A couple of weeks later, on a beautiful evening the hawk alarm calls began again. This time the identity of the perpetrator was more obvious, as the hawk landed on a low branch in the backyard with its prize. This was a Sparrowhawk and much smaller than the bird I’d seen previously, confirming that both hawk species stalk the skies above our house. This time a young White-plumbed Honeyeater was the hawk’s sustenance, feathers plucked before the meal began. The Willy Wagtails were again making their disdain felt. Even a Black-faced Cuckoo-shrike joined in the beratement of the hawk, swooping low above its head.

Collared Sparrowhawk with a young White-plumed Honeyeater

Though the scene of a hawk with dead bird in its talons maybe challenging to some, like seeing a pride of lions take down a wildebeest on the African plains. These animals are symbols of strength, agility, speed, cunning and determination in human culture. We should not forget why these animals have come to symbolise these attributes, and remember that the powerful predatory symbols we idolise are not the compassionate hawks who let their meals fly away.

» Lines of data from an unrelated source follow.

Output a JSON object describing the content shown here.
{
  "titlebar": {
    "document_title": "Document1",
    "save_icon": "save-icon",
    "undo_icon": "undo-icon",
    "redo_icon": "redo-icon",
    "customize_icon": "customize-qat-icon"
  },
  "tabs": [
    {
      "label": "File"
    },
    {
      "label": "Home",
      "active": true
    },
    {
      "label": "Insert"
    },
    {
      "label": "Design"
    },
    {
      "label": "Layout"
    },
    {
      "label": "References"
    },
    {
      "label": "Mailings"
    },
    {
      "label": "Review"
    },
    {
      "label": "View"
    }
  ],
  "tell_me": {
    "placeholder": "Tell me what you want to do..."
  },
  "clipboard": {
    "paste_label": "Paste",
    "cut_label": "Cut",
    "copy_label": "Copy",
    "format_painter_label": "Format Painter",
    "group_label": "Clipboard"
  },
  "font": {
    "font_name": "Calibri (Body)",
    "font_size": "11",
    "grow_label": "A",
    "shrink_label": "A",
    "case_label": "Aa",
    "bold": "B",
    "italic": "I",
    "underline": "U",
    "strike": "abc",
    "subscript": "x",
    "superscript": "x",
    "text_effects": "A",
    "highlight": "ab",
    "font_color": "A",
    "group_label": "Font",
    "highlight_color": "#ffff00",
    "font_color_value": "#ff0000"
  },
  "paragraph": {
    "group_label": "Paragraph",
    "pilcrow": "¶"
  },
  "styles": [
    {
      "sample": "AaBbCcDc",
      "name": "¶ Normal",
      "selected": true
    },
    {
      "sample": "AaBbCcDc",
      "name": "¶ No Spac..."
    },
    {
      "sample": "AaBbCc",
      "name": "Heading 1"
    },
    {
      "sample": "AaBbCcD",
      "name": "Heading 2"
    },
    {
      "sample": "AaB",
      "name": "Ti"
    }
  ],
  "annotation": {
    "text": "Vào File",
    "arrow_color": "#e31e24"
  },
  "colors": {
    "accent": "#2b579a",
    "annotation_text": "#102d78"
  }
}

Diary of a Hills Backyard: The weed patch, and always listen to what fairy-wrens have to say (because your life might depend on it) (December 2019)

This year has been a busy year, with our son arriving, and plenty of travel and work. This busyness resulted in the garden being somewhat neglected and weeds in some areas reaching lofty heights. Towards the end of the year we got onto most areas except one of the slopes by the back veranda. We noticed a couple of months ago the Superb Fairy-wrens collecting nesting material and taking it into the weed patch. The fairy-wrens did indeed build a nest and successfully fledged three chicks, resulting in the weed patch being conserved temporarily. In December, the fairy-wrens built another nest, and were again successful in fledging chicks.

As well as providing refuge for the fairy-wrens, the patch also acted as a fort in which a rabbit, dubbed the “Nibbler”, made its home. The Nibbler has damaged new plants we put in and, along with blackbirds, dug small holes in the garden. The Nibbler remains at large, but in the hot weather I have called a truce and I have ceased my attempts to catch it.

Grasses make up the greatest proportion of the weeds in the weed patch, and have matured and dried producing copious seeds. A few weeks ago I noticed the appearance of mouse holes nearby. Given most other areas in our yard and in the paddocks next door have been mown or grazed, the weed patch probably has a higher abundance of seeds than elsewhere. Good encouragement for mice to move in. The next logical resident to appear in the weed patch is one to keep the mice in check.

One day, in the throngs of a heatwave, I was outside trying to keep plants hydrated, and the fairy-wrens and New Holland Honeyeaters alerted me to the arrival of the new weed patch resident. I went to investigate the peeping alarm call, which is less frantic than the one used for a hawk. I peered under the bushes and over the weeds, looking at where the birds where looking. It wasn’t long before I found a meter-long brown snake sliding up against the fence, which promptly disappeared at my arrival. There have now been four occasions that fairy-wrens, mainly, and New Holland Honeyeaters, have alerted me to the presence of snakes.

Always listen to what fairy-wrens have to say, your life might depend on it.